Question for ET Landlords

Discussion in 'Politics' started by yeayo, Feb 23, 2006.

  1. yeayo


    The issue is rent control. In a NJ town, my father bought a 4 unit apartment building in 1989 for 200k. The market value of the building now is at least a million dollars, and the market value of the rent for each of the apartments is about 1300 each. The rents for each of the apartments back in 89 was about 400 dollars, and my father has never registered any of the rent increases ever since he bought the building. The apartment has had many vacancies over the years and my father has put in a lot of money on renovations after each vacancy. Now the tenant from hell and his girlfriend just moved in a few months ago. They’ve gone to City Hall to ask for a legal rent calculation. So City Hall has now sent a letter stating that after 30 days they will do a legal rent calculation and inform the two parties, and that the landlord has 30 days to provide support for the rent currently charged or waive his right to do so.
    Has anyone gone through this? I want to know how to justify the rent increasing from 400 to 1300 over 16 years without registering the increases. My father has many friends that are also landlords, and no one bothers to register rent increases. The CPI for one thing is up about 45% since 1989. So apart from that I guess he should just say that he put in a ton of money on renovation over the years, which he has but hasn’t kept any records. He will speak to a lawyer soon, but just wondering if anyone has dealt with this.
    My father has many other apartments and over the past 16 years this is the first tenant to go to City Hall. This guy and his girlfriend make over 175k in combined salary and they want my father to subsidize their rent. This isn’t a serious case since their new tenants but I’ve heard horror stories of landlords paying tens of thousands of dollars to long-time tenants due to rent control. And each time the city council tries to relax the rent control laws – that benefit wealthy tenants and big developers more than anyone else – the activists always defeat the reforms.
  2. You should have someone visit them when they are not on the premises (in a parking lot at their places of work, at the mall, etc).

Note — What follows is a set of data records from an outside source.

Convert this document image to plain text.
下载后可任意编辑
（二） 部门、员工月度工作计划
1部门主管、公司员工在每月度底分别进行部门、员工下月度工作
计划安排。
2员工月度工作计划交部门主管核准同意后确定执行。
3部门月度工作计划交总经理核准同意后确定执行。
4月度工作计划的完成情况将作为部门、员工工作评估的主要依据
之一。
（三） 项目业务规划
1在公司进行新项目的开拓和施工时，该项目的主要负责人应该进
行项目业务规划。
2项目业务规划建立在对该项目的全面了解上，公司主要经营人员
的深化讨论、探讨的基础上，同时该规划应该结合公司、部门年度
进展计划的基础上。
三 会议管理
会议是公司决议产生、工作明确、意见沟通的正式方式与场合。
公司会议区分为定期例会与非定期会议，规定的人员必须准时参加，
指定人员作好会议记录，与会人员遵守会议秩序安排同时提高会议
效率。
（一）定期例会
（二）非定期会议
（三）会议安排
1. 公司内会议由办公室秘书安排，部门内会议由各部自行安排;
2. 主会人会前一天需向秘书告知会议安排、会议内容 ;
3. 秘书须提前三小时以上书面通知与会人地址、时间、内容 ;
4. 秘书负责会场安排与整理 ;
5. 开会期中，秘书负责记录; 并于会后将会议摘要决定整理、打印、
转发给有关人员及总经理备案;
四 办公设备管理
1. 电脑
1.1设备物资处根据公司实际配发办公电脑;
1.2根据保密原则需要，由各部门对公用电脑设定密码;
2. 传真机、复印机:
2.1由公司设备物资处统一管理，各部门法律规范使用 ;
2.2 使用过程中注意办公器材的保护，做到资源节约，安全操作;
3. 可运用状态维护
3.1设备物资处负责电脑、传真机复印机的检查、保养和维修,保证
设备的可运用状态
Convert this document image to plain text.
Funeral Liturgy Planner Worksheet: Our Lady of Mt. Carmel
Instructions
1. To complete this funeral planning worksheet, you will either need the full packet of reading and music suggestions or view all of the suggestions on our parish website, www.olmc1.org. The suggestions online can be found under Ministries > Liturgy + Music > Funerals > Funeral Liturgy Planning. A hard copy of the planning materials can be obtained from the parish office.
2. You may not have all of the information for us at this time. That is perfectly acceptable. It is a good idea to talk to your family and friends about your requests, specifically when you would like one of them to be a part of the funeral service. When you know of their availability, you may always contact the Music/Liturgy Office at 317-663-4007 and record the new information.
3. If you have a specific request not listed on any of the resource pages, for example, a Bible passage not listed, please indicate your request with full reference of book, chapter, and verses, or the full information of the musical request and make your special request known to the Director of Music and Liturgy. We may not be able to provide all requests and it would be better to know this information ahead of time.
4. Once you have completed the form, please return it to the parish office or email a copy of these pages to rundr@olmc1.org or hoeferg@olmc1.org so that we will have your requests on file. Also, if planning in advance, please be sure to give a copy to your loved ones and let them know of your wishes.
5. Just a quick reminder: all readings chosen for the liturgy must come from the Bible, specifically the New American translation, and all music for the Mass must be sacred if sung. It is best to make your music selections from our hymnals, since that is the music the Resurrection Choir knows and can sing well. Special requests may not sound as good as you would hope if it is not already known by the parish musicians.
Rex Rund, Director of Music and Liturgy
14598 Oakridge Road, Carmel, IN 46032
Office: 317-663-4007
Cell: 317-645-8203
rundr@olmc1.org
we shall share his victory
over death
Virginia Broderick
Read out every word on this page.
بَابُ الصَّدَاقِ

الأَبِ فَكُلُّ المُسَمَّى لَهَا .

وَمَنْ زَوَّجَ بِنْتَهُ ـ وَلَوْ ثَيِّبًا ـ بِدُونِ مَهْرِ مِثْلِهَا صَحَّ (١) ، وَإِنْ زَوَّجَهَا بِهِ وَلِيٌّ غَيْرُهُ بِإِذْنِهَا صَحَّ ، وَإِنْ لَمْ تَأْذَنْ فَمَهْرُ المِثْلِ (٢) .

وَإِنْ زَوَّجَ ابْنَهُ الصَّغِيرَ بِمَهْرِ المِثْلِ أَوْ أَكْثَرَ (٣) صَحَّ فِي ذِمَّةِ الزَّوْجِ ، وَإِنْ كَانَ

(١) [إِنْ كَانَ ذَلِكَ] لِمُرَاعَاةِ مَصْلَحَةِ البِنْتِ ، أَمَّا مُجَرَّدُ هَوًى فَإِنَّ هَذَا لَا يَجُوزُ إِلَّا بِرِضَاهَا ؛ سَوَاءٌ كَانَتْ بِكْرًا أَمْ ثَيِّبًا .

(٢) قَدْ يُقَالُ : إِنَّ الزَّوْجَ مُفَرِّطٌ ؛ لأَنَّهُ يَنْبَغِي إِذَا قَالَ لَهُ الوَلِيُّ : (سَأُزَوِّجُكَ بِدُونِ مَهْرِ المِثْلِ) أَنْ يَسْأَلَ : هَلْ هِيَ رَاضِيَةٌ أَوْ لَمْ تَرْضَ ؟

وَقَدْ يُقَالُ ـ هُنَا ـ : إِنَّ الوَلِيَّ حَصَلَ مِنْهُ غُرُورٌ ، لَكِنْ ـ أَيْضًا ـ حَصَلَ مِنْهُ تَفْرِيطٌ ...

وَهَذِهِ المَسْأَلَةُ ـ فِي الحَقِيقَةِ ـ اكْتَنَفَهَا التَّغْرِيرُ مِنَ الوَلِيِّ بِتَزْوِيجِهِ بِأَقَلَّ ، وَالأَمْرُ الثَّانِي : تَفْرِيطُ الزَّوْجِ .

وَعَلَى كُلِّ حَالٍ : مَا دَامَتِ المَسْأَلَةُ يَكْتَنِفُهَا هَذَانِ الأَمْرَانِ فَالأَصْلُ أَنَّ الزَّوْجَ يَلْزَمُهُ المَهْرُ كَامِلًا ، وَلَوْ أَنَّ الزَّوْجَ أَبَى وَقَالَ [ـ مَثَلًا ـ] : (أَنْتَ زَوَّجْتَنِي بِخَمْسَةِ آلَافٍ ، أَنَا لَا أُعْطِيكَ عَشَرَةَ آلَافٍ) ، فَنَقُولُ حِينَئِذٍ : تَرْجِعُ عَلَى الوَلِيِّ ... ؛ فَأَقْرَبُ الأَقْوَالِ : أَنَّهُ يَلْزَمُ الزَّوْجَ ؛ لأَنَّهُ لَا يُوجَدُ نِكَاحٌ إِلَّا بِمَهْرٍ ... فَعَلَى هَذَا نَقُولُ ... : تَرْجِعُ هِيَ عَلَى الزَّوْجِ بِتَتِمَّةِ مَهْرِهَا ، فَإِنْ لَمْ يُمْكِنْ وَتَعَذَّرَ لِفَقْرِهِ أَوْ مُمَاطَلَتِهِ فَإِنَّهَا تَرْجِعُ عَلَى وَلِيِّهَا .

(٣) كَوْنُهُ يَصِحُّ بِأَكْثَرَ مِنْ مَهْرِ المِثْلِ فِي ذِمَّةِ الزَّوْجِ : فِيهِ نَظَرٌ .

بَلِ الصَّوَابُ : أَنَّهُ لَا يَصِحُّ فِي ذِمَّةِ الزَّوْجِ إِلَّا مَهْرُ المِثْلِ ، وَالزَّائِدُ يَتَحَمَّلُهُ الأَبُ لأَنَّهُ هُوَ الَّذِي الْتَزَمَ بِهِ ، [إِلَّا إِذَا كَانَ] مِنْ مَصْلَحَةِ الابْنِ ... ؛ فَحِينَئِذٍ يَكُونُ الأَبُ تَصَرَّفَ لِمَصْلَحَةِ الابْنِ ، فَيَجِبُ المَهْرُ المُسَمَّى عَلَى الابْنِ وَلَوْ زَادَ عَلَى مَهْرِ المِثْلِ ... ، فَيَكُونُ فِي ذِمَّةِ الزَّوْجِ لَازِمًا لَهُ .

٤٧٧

    No violence of course, just a friendly "chat" to discuss the shortcomings of their "subsidized rent" scam.

    Problem solved.
  3. crackers,
    just sell the damn building and donate your profit to charities.
    remember, it's always easier for a camel to go thr the eye of a needle than for a rich man to get into heaven.
  4. yeayo


    Believe me I would but he'd probably sue me for causing him mental stress.
  5. yeayo


    We crackers donate to charity everytime we buy something and we donate half of our salary April 15th of every year to pay for your cheese, your rent, and whatever other form of welfare you consume.
  6. Isn't the issue here that you father actually did not pay proper taxes on his rental income and now he can't prove that rent hikes have been gradual and not unreasonable?

  7. Bushwacked, I think if the pro choice movement bring you in front of congress and the supreme court abortion will not only stay legal but probably be encouraged.
  8. yeayo


    No its not a tax issue, taxes have been paid in full. With rent control, you basically can't charge market price for rent even if the tenant agrees to pay the market price and signs a lease to pay that price. Its not a tax issue. It an issue about housing and government interference with that market.
  9. A while back I remember reading a story about two doctors living in a rent controlled apt. in Cambridge, MA. Both making 6 figures and the landlord couldnt get them out.

    greedy scum bags.
  10. I am not sure but you may find this helpful:

    Increases under rent control
    Rent increases are also limited to the amounts allowed under a local rent control ordinance if the community has adopted rent control and the rental unit is covered by rent control. More than 100 cities and townships in New Jersey have passed rent control ordinances. To find out if your city or township has rent control and if it covers your unit, you should call your city or township hall. If there is rent control where you live, they will put you in touch with the person in charge of rent control cases. You can then ask for information about your situation and for a copy of the city’s or town’s rent control ordinance. The ordinance will state how much and how often your rent can be raised.

    There are two types of rent increases allowed by most rent control ordinances. First, the ordinances allow landlords to automatically increase the rent by a certain percentage each year. This is called the annual increase. Second, the ordinances allow landlords to apply to the rent control board for an increase above the annual amount. This is called a hardship increase.

    I think if you dad can show using his tax records that his rent increases were within the percentages established by the rent control law he should be fine. If he broke the law he certainly should be fined.